When the verification worker updates `certyo_status` fields, the Change Stream watcher will see those updates. To avoid an infinite loop, filter out changes that only affect Certyo tracking fields:

```javascript
// In the mapChangeEvent function, skip documents where only certyo_ fields changed
const CERTYO_FIELDS = ["certyo_status", "certyo_record_hash", "certyo_verified_at", "certyo_tx_hash"];

// For update events, check if only certyo_ fields were modified
if (event.operationType === "update" && event.updateDescription) {
  const updatedFields = Object.keys(event.updateDescription.updatedFields || {});
  const onlyCertyoFields = updatedFields.every(f => CERTYO_FIELDS.includes(f));
  if (onlyCertyoFields) return null; // Skip this event
}
```

## Code Generation Rules

1. **Always persist the resume token in the `_certyo_cursors` collection.** Update the token after every successful ingestion. This ensures the watcher can resume from the correct position after a restart.

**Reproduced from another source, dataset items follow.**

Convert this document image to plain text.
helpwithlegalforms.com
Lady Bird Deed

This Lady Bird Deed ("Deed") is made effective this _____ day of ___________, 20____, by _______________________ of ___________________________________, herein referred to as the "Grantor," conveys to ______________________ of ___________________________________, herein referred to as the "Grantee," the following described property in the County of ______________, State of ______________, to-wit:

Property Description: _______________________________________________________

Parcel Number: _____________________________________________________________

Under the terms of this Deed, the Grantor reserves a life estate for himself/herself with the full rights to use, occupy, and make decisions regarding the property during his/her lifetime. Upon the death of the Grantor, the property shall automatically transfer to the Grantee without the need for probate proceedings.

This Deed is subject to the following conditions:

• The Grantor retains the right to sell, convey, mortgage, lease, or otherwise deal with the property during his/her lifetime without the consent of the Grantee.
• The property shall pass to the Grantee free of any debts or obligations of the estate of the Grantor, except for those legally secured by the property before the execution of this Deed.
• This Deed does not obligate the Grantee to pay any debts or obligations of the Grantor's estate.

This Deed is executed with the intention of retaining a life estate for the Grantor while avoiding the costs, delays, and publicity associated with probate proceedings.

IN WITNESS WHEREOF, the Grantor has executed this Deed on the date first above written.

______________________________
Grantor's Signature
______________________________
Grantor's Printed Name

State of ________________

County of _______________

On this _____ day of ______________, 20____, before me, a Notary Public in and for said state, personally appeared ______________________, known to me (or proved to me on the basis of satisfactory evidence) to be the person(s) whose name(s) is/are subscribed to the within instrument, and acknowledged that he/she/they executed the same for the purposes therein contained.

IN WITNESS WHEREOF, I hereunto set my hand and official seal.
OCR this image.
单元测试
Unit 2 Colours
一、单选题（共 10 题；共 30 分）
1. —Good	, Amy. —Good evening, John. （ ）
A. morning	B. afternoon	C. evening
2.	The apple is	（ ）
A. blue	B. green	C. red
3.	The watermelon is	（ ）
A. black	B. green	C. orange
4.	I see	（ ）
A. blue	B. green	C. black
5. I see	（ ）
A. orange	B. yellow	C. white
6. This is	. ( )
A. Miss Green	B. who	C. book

2. **Use the bulk endpoint (`POST /api/v1/records/bulk`) when the batch contains more than 10 records.** The bulk endpoint accepts up to 1000 records per call. For batches exceeding 1000, split into multiple bulk calls. For 10 or fewer, use the single-record endpoint.

3. **Change Streams require a MongoDB replica set.** Atlas deployments always have a replica set. Standalone `mongod` instances must be converted to a single-node replica set by adding `--replSet rs0` and running `rs.initiate()`.

4. **Use `fullDocument: "updateLookup"` in Change Stream options.** Without this, update events only contain the changed fields (`updateDescription`), not the full document needed for `recordPayload`.

5. **Sanitize BSON types before sending to Certyo.** Convert `ObjectId` to string, `Date` to ISO 8601, and `Decimal128` to string. The Certyo API expects standard JSON types.

6. **Implement exponential backoff on Certyo HTTP 429 (Too Many Requests) responses.** Start with a 1-second delay, doubling on each retry up to 3 retries. Never retry immediately on 429.

7. **Map `replace` operations to `update` in the Certyo `operationType`.** MongoDB Change Streams distinguish between `update` (partial) and `replace` (full document replacement), but Certyo treats both as updates.

8. **For delete events, send `{ _id: docId, _deleted: true }` as the `recordPayload`.** The full document is not available for deletes. Include the document key so the deletion is recorded with a meaningful payload.

9. **Construct idempotency keys from `_id` + resume token data.** This guarantees uniqueness per change event. If the watcher restarts and replays events, Certyo will deduplicate via the idempotency key.

10. **Exclude `certyo_*` fields from the `recordPayload`.** Fields like `certyo_status`, `certyo_record_hash`, and `certyo_verified_at` are metadata. Including them causes hash mismatches when these fields are updated by the verification worker.